Offer a course in ”civility”

Studies on the effectiveness of some harassment-prevention training programs have shown that they do effectively educate people about which behaviors constitute harassment. But research into whether they effectively prevent harassment has had mixed results.

A well-known alternative to traditional harassment-prevention training is called civility training (research shows that incivility correlates with harassment). In this type of training, employers address a range of maladaptive behaviors, from rudeness to shunning to harassment. This more subtle tactic may be more effective in reaching people who are prone to shut themselves off from more traditional rhetoric around harassment.

Hire an ombudsman

In 2015, almost a third of the 90,000 reports of employer discrimination filed with the US federal government involved complaints about harassment, sexual or otherwise. That sounds like a high number. But formally reporting harassment, whether internally or in a lawsuit, is actually one of the least common ways that workers respond to harassment, according to a 2008 summary of research. This finding, by Lilia Cortina, a professor of psychology and women’s studies at the University of Michigan, and Jennifer Berdahl, a professor at the University of British Columbia, suggest that each year there are tens of thousands more cases of harassment that go unreported, and that’s just in the US.

The choice not to report may come down to a survival strategy. A separate study published by Cortina and another co-author in the Journal of Occupational Health Psychology found that two-thirds of employees who reported sexual harassment experienced some form of retaliation.

Many experts suggest creating multiple pathways for employees to prevent harassment, including some that don’t include their manager. Kropp suggests a clear break in the chain of command, when it comes to reporting harassment. “If I were to be able to start over from scratch,” he says, “I would think about how a newspaper has an ombudsman between the public and the newspaper. You almost have to create an ombudsman.”

But also make clear that harassment-prevention is everyone’s job

In a survey of 340,000 employees at 21 companies by CEB, about 8% of respondents said they had witnessed or experienced sexual harassment, but only about 50% said they had reported it.

Training bystanders to intervene and report sexual harassment fosters a sense of shared responsibility. It’s already a common practice for addressing sexual violence on college campuses.

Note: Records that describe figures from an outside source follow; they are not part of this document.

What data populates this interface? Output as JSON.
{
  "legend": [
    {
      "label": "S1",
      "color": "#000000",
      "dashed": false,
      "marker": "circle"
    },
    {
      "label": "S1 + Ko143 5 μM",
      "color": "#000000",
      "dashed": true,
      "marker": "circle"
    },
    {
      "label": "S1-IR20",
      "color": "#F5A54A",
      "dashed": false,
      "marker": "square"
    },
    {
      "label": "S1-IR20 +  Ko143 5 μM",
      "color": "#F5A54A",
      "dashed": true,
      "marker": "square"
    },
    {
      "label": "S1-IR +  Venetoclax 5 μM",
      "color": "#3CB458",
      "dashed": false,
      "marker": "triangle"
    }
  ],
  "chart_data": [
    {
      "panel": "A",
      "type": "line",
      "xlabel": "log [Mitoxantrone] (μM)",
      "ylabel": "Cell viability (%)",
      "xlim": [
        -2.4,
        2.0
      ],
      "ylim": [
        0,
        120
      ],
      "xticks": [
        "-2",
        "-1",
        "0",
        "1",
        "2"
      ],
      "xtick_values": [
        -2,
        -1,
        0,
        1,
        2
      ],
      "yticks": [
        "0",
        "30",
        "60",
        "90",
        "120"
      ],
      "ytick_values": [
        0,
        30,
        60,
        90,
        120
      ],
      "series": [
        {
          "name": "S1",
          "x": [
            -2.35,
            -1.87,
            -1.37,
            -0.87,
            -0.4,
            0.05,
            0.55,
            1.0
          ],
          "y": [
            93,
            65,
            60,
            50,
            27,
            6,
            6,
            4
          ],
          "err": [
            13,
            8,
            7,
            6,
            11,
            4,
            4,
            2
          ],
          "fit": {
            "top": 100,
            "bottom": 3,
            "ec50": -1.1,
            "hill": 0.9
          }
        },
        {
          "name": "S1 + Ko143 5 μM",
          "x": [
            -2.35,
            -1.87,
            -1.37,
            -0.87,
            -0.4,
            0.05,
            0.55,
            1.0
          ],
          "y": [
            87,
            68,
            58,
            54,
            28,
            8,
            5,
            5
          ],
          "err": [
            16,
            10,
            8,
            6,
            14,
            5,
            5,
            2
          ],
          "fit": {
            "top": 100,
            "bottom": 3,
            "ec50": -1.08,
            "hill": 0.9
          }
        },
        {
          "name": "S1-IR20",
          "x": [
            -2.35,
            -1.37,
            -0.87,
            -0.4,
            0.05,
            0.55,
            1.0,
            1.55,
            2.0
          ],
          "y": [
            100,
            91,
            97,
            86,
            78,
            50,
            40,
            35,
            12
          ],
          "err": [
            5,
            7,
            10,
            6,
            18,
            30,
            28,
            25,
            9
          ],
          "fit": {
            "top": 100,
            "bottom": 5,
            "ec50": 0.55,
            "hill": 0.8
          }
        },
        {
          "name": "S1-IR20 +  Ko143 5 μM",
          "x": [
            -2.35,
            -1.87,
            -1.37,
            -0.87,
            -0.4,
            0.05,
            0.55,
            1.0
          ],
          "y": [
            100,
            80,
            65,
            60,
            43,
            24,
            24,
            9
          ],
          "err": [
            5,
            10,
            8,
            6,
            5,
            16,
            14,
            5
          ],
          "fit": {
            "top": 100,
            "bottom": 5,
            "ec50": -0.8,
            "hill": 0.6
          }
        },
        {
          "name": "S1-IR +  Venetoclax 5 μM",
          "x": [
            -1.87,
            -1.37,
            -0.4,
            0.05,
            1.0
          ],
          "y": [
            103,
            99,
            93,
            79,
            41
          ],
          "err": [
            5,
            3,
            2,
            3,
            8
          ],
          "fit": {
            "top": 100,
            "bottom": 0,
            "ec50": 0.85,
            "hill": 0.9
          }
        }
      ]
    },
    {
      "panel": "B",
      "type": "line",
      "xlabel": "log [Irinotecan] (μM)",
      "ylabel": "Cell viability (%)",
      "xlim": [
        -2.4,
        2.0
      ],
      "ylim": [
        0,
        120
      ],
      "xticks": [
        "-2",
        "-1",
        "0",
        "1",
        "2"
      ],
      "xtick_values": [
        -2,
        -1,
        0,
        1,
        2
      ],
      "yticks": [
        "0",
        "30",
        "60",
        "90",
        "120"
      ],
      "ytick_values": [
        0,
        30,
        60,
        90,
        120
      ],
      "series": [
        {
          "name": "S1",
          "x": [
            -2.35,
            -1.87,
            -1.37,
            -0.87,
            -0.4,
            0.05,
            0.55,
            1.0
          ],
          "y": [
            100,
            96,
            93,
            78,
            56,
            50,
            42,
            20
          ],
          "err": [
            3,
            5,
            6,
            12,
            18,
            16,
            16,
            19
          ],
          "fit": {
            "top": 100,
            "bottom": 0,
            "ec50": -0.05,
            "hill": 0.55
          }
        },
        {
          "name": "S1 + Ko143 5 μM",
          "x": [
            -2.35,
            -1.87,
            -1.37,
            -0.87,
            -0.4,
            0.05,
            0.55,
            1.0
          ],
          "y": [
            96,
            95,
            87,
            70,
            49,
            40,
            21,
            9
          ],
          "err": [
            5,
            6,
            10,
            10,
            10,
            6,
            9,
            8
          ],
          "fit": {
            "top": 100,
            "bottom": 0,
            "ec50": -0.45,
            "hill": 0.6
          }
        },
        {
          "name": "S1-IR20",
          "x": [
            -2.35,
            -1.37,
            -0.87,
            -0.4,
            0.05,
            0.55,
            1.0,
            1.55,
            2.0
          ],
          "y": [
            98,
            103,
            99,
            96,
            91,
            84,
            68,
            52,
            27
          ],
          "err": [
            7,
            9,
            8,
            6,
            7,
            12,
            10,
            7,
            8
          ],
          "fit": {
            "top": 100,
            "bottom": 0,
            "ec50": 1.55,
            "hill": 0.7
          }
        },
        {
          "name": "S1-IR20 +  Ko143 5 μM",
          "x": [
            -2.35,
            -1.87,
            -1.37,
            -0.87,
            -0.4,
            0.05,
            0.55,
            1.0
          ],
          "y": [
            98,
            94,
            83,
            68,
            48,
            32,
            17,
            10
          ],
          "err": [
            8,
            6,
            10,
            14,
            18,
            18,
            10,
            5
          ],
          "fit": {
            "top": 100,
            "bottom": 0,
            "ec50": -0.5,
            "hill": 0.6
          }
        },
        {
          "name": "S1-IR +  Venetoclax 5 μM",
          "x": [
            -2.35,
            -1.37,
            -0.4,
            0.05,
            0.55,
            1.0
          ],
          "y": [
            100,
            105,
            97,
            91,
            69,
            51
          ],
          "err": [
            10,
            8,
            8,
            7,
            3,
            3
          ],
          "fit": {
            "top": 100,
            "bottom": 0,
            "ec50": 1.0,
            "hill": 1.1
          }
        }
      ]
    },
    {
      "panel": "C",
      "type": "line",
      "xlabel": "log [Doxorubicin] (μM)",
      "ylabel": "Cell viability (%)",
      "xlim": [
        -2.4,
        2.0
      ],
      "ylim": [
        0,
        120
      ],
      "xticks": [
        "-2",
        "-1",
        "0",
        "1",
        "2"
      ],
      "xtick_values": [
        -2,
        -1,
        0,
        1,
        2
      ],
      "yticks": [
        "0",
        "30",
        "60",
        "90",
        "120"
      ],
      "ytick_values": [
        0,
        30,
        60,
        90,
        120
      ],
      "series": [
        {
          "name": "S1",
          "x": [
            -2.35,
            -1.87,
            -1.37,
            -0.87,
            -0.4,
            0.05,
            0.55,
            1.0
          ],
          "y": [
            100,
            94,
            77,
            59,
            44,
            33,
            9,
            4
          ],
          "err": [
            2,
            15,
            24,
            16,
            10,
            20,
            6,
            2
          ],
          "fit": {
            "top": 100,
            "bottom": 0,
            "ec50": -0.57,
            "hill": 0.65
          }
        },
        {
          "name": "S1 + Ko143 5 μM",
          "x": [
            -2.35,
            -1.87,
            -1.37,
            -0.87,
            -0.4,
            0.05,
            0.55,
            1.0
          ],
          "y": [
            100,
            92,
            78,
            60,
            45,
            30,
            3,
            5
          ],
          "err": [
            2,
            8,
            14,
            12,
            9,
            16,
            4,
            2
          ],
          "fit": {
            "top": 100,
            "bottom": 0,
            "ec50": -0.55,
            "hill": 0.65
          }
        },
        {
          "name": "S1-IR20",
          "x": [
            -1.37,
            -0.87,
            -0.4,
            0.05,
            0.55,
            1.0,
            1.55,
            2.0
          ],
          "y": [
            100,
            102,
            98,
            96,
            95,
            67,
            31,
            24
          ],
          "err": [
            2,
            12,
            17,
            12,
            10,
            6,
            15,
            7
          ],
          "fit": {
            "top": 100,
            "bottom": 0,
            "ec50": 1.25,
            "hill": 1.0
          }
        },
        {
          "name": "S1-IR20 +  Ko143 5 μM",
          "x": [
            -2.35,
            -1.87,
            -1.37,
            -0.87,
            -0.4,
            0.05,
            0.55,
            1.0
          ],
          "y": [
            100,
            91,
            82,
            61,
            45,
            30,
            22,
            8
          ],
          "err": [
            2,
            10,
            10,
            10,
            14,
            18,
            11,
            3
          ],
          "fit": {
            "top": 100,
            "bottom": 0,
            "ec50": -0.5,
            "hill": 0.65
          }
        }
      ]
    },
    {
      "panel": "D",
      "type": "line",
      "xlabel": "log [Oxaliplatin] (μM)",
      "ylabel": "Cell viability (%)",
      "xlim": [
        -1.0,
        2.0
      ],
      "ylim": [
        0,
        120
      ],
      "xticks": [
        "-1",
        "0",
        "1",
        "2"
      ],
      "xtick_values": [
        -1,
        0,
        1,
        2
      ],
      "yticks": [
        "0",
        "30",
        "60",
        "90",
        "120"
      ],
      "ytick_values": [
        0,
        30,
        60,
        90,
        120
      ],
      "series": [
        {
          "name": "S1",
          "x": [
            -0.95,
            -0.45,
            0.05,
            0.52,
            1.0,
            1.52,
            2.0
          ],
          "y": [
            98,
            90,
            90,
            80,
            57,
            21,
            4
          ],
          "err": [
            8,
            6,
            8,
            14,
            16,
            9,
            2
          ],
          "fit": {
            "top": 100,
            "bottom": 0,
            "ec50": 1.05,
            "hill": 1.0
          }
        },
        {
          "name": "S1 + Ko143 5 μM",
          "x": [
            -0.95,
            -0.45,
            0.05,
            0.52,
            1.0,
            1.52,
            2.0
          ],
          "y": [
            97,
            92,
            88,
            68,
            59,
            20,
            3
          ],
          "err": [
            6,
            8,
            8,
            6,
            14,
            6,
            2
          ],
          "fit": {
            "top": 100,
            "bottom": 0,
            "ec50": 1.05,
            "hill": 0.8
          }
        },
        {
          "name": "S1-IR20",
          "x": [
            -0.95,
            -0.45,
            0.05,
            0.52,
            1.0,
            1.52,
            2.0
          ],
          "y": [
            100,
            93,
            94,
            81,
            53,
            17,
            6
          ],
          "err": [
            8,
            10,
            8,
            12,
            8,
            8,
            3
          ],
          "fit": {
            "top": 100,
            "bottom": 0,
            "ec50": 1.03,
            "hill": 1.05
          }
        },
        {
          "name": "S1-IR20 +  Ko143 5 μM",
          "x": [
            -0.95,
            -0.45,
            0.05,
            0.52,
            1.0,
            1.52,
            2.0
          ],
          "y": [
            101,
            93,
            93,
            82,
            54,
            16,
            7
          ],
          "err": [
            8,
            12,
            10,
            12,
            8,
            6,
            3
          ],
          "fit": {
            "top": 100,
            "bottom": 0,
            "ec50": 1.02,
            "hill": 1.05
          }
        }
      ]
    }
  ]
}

Employers would be wise to make sure their workers are similarly equipped to take action.

Finally, leadership has to actually care

In 2015, the EEOC launched a task force to research how workplace harassment could best be prevented. The committee of academics, law practitioners, employees, labor leaders, and other experts heard testimony from 30 people and conducted a literature review.

“Over and over again, during the course of our study, we heard that workplace culture has the greatest impact on allowing harassment to flourish, or conversely, in preventing harassment,” task force co-chairs Chai Feldblum and Victoria Lipnic, both EEOC commissioners, wrote in their final report. (Lipnic has since been named acting EEOC chair by US president Donald Trump.)

The report notes that “…across the board, we heard that leadership and commitment to a diverse, inclusive, and respectful workplace in which harassment is simply not acceptable is paramount. And we heard that this leadership must come from the very top of the organization.”

One way leadership influences behavior is communicating priorities. As CEB’s Kropp notes, if your company spends more time training employees on the expense system than on harassment-prevention, that alone is saying something.

And if your company thinks it doesn’t have a sexual-harassment problem just because the corporate complaints hotline has been quiet, that’s saying something, too.

Correction: An earlier version of this article erroneously reported that about 50% of respondents in a CEB study said they had witnessed or experienced sexual harassment, but only 8% said they had reported it. It has been updated to reflect that 8% of employees observe sexual harassment in the workplace, but only about 50% of those 8% report it.